Mexican Hat Wavelet Transform Source Code

Resource Overview

MATLAB implementation of Mexican Hat wavelet transform with detailed algorithmic explanations

Detailed Documentation

This is the complete source code for Mexican Hat Wavelet Transform, developed in MATLAB environment. The Mexican Hat Wavelet Transform is a powerful signal processing technique used for signal analysis and processing. The core implementation involves convolving the input signal with the Mexican Hat wavelet function, which is defined mathematically as the second derivative of the Gaussian function. The characteristic shape of this wavelet resembles a Mexican sombrero, hence its name. Key implementation features include: - Wavelet scaling and translation operations - Convolution algorithms for efficient signal processing - Frequency domain analysis capabilities - Multi-resolution signal decomposition The transform finds extensive applications across various domains including image processing (edge detection, feature extraction), speech processing (pitch detection, formant analysis), and biomedical engineering (ECG signal analysis, medical imaging). This implementation provides a robust foundation for wavelet-based signal analysis with configurable parameters for scale selection and resolution control.
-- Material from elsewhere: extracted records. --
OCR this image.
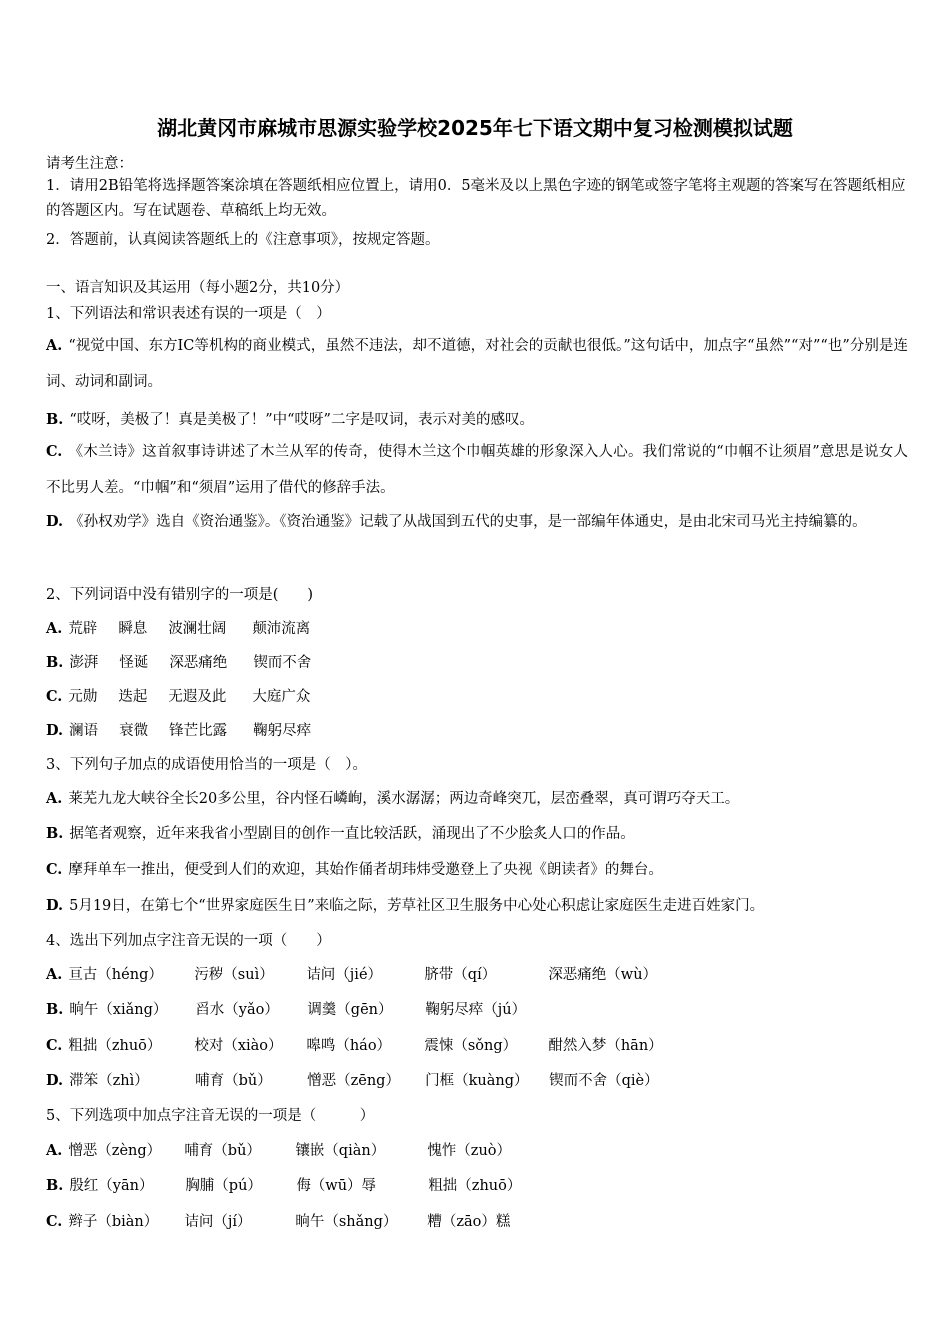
湖北黄冈市麻城市思源实验学校2025年七下语文期中复习检测模拟试题
请考生注意：
1．请用2B铅笔将选择题答案涂填在答题纸相应位置上，请用0．5毫米及以上黑色字迹的钢笔或签字笔将主观题的答案写在答题纸相应的答题区内。写在试题卷、草稿纸上均无效。
2．答题前，认真阅读答题纸上的《注意事项》，按规定答题。
一、语言知识及其运用（每小题2分，共10分）
1、下列语法和常识表述有误的一项是（　）
A. “视觉中国、东方IC等机构的商业模式，虽然不违法，却不道德，对社会的贡献也很低。”这句话中，加点字“虽然”“对”“也”分别是连词、动词和副词。
B. “哎呀，美极了！真是美极了！”中“哎呀”二字是叹词，表示对美的感叹。
C. 《木兰诗》这首叙事诗讲述了木兰从军的传奇，使得木兰这个巾帼英雄的形象深入人心。我们常说的“巾帼不让须眉”意思是说女人不比男人差。“巾帼”和“须眉”运用了借代的修辞手法。
D. 《孙权劝学》选自《资治通鉴》。《资治通鉴》记载了从战国到五代的史事，是一部编年体通史，是由北宋司马光主持编纂的。
2、下列词语中没有错别字的一项是(　　)
A. 荒辟 瞬息 波澜壮阔 颠沛流离
B. 澎湃 怪诞 深恶痛绝 锲而不舍
C. 元勋 迭起 无遐及此 大庭广众
D. 澜语 衰微 锋芒比露 鞠躬尽瘁
3、下列句子加点的成语使用恰当的一项是（　）。
A. 莱芜九龙大峡谷全长20多公里，谷内怪石嶙峋，溪水潺潺；两边奇峰突兀，层峦叠翠，真可谓巧夺天工。
B. 据笔者观察，近年来我省小型剧目的创作一直比较活跃，涌现出了不少脍炙人口的作品。
C. 摩拜单车一推出，便受到人们的欢迎，其始作俑者胡玮炜受邀登上了央视《朗读者》的舞台。
D. 5月19日，在第七个“世界家庭医生日”来临之际，芳草社区卫生服务中心处心积虑让家庭医生走进百姓家门。
4、选出下列加点字注音无误的一项（　　）
A. 亘古（héng） 污秽（suì） 诘问（jié）	脐带（qí）	深恶痛绝（wù）
B. 晌午（xiǎng） 舀水（yǎo） 调羹（gēn） 鞠躬尽瘁（jú）
C. 粗拙（zhuō） 校对（xiào） 嗥鸣（háo） 震悚（sǒng） 酣然入梦（hān）
D. 滞笨（zhì）	哺育（bǔ） 憎恶（zēng） 门框（kuàng） 锲而不舍（qiè）
5、下列选项中加点字注音无误的一项是（　　　）
A. 憎恶（zèng） 哺育（bǔ） 镶嵌（qiàn）	愧怍（zuò）
B. 殷红（yān） 胸脯（pú） 侮（wū）辱	粗拙（zhuō）
C. 辫子（biàn） 诘问（jí）	晌午（shǎng） 糟（zāo）糕
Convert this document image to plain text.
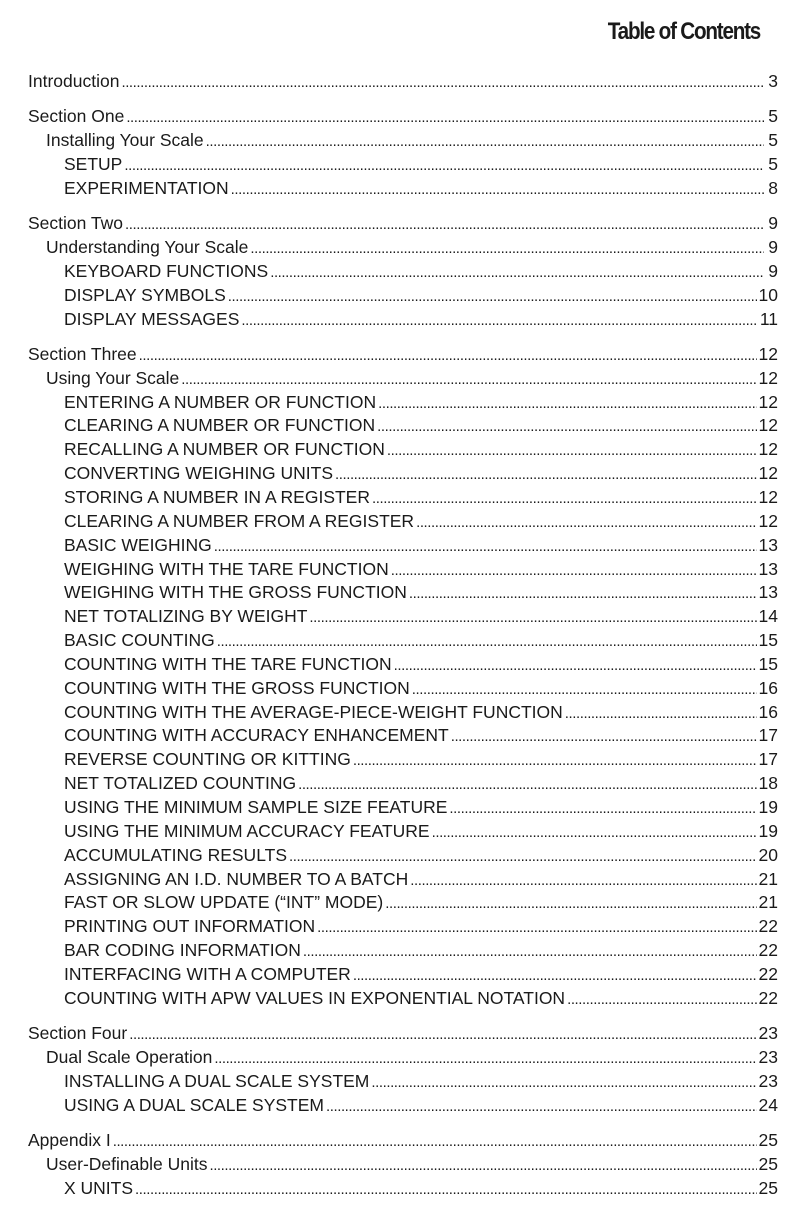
Table of Contents
Introduction . . .	3
Section One . . .	5
Installing Your Scale . . .	5
SETUP . . .	5
EXPERIMENTATION . . .	8
Section Two . . .	9
Understanding Your Scale . . .	9
KEYBOARD FUNCTIONS . . .	9
DISPLAY SYMBOLS . . .	10
DISPLAY MESSAGES . . .	11
Section Three . . .	12
Using Your Scale . . .	12
ENTERING A NUMBER OR FUNCTION . . .	12
CLEARING A NUMBER OR FUNCTION . . .	12
RECALLING A NUMBER OR FUNCTION . . .	12
CONVERTING WEIGHING UNITS . . .	12
STORING A NUMBER IN A REGISTER . . .	12
CLEARING A NUMBER FROM A REGISTER . . .	12
BASIC WEIGHING . . .	13
WEIGHING WITH THE TARE FUNCTION . . .	13
WEIGHING WITH THE GROSS FUNCTION . . .	13
NET TOTALIZING BY WEIGHT . . .	14
BASIC COUNTING . . .	15
COUNTING WITH THE TARE FUNCTION . . .	15
COUNTING WITH THE GROSS FUNCTION . . .	16
COUNTING WITH THE AVERAGE-PIECE-WEIGHT FUNCTION . . .	16
COUNTING WITH ACCURACY ENHANCEMENT . . .	17
REVERSE COUNTING OR KITTING . . .	17
NET TOTALIZED COUNTING . . .	18
USING THE MINIMUM SAMPLE SIZE FEATURE . . .	19
USING THE MINIMUM ACCURACY FEATURE . . .	19
ACCUMULATING RESULTS . . .	20
ASSIGNING AN I.D. NUMBER TO A BATCH . . .	21
FAST OR SLOW UPDATE (“INT” MODE) . . .	21
PRINTING OUT INFORMATION . . .	22
BAR CODING INFORMATION . . .	22
INTERFACING WITH A COMPUTER . . .	22
COUNTING WITH APW VALUES IN EXPONENTIAL NOTATION . . .	22
Section Four . . .	23
Dual Scale Operation . . .	23
INSTALLING A DUAL SCALE SYSTEM . . .	23
USING A DUAL SCALE SYSTEM . . .	24
Appendix I . . .	25
User-Definable Units . . .	25
X UNITS . . .	25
The source code includes main functions for: 1. Wavelet generation using the mathematical formula: ψ(t) = (1-t²)·e^(-t²/2) 2. Signal convolution methods with optimized computational efficiency 3. Scale-space representation visualization 4. Inverse transform capabilities for signal reconstruction This codebase serves as a comprehensive reference for researchers and engineers working with wavelet transforms, offering both educational value and practical implementation ready for integration into larger signal processing systems.